Some of the controversy in the UK has been over the fantasy violence. Which is most of the appeal of the film for children, and for me, anyway, the film's most appalling fault. I remember when I saw The Battle of Britain as a boy being utterly shocked that a pilot caught fire. Things caught fire. People didn't. Spider-Man has this strange kid-naïve physics. There are bombs which blow buildings to pieces but muss people's hair a bit. There are bombs which turn people to skeletons which then crumble, but don't seem to damage anything. A blow whoch knocks a wall down if taken in the face doesn't even break a tooth.

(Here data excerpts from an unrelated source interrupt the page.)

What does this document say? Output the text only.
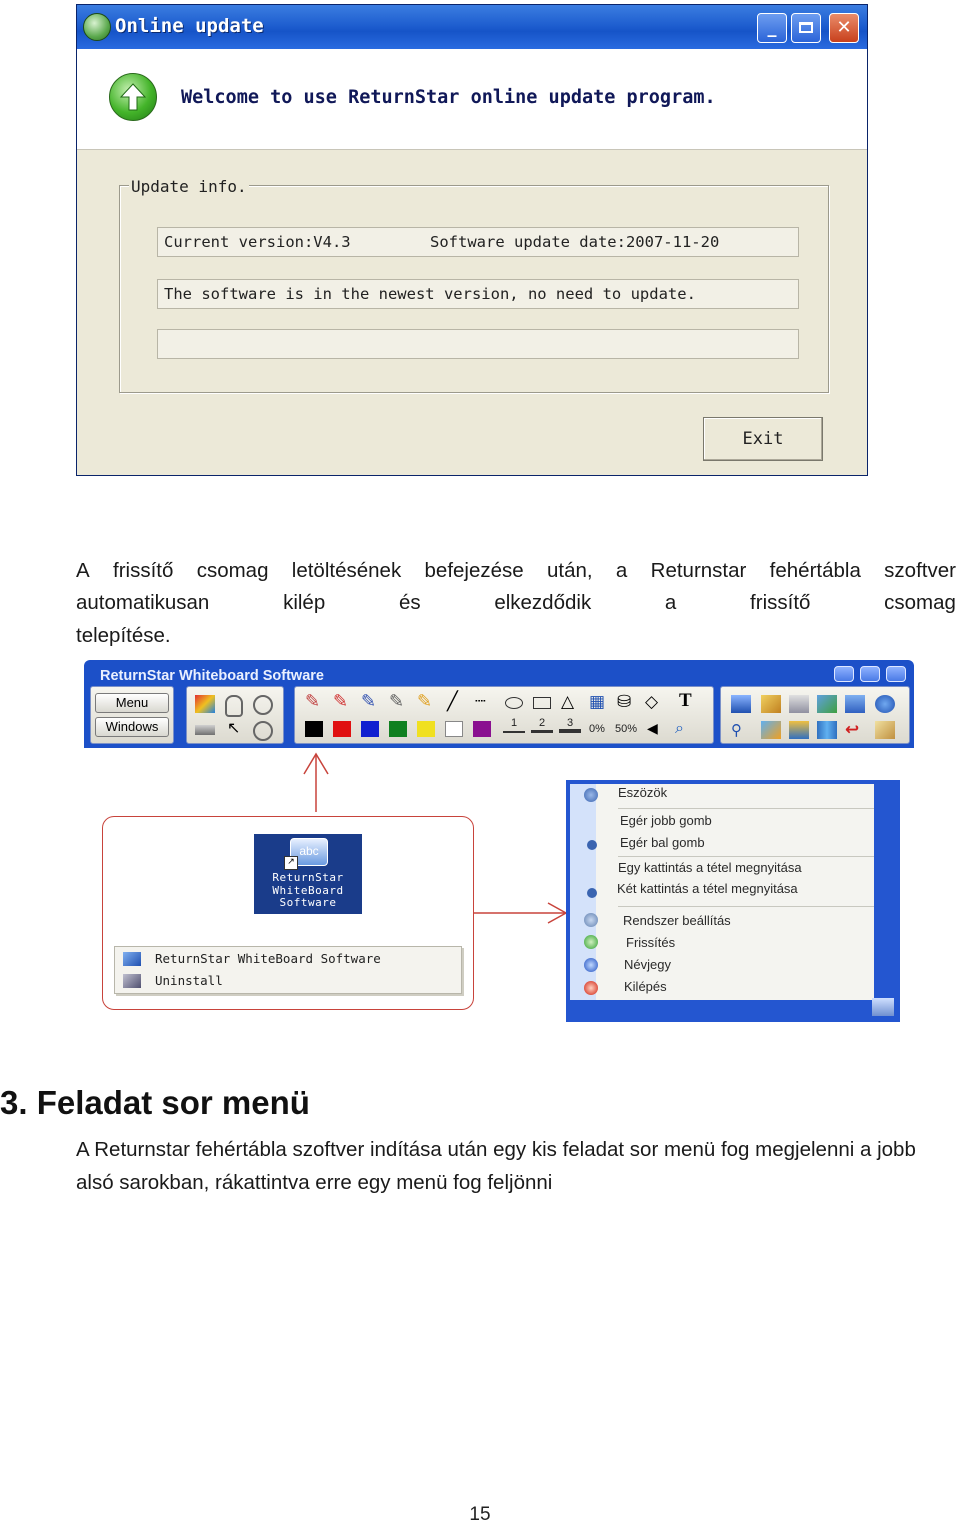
Online update	_	✕
Welcome to use ReturnStar online update program.
Update info.
Current version:V4.3	Software update date:2007-11-20
The software is in the newest version, no need to update.
Exit
A frissítő csomag letöltésének befejezése után, a Returnstar fehértábla szoftver
automatikusan	kilép	és	elkezdődik	a	frissítő	csomag
telepítése.
ReturnStar Whiteboard Software
Menu
Windows	↖
✎ ✎ ✎ ✎ ✎ ╱ ┈	△ ▦ ⛁ ◇	T
1 2 3 0% 50% ◀	⌕	⚲	↩
abc
↗
ReturnStar
WhiteBoard
Software
ReturnStar WhiteBoard Software
Uninstall
Eszözök
Egér jobb gomb
Egér bal gomb
Egy kattintás a tétel megnyitása
Két kattintás a tétel megnyitása
Rendszer beállítás
Frissítés
Névjegy
Kilépés
3. Feladat sor menü
A Returnstar fehértábla szoftver indítása után egy kis feladat sor menü fog megjelenni a jobb
alsó sarokban, rákattintva erre egy menü fog feljönni
15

Spider-Man, in short, is not of our planet. Willem Dafoe is bad because he does not say grace, a negative right protected by the constitution in our world, and vigourously praticed in the real New York, but in this parallel world is the mark of Cain. Peter's aunt and uncle (living together, isn't that like incest?) are sickeningly quaint, when the uncle says "Great power brings great responsibility", would it have been any less true if great had been cancelled out of both sides of the equation? Spider-Man's moral dilemma is a lot like Travis Bickle being right. A freak's gotta do...

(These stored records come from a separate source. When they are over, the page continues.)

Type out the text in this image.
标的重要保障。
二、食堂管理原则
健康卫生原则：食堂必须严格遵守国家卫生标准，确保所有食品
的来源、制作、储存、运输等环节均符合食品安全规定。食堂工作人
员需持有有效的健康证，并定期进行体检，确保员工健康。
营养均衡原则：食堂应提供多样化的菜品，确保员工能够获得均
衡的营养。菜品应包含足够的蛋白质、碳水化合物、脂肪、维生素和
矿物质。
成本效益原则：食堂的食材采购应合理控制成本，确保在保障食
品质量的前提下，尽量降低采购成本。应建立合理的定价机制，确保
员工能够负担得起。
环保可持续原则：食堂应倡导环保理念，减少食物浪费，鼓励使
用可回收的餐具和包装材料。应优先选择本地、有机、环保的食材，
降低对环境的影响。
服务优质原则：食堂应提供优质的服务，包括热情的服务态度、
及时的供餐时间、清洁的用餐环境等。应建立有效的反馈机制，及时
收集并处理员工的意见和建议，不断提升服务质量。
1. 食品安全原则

Not that our hero would go that far into the mean streets as to mess with women. The strangely fake ending when Peter eschews Mary Jane (in favour of what? great power presumably) seems to parallel Norman Osborn's practical, if charmless, advice to his son re women. Perhaps girls take your precious bodily fluids or something. And if the film has a plot it seems to be a rationalisation of this story. Awkward guy fancies girl, but doesn't act. Friend with more nerve does. First guy hates friend, and now realises ex-friend is snake-in-the-grass etc. How bad can some people be? Rest of story is first guy casting himself as silent deserving hero to get back at cruel world and unfaithful friends. There hasn't been a work so in favour of school bullies since Nabokov's Bend Sinister.
But all this carping (and I could go on) is wasted when compared to the obsessive nature of the cult the film has created. One peek at Spider-Man movie mistakes is enough to convince that some people have watched this way too closely. The comic has been going since the early sixties, and every critic on the internet seems to want to have you believe they read the first one, making Spider-Man the publishing equivalent of the Sex Pistols at the Marquee, how did all those thousands squeeze in? Spider-Man may not be the end of all hope for an intelligent culture, but right now it feels like it.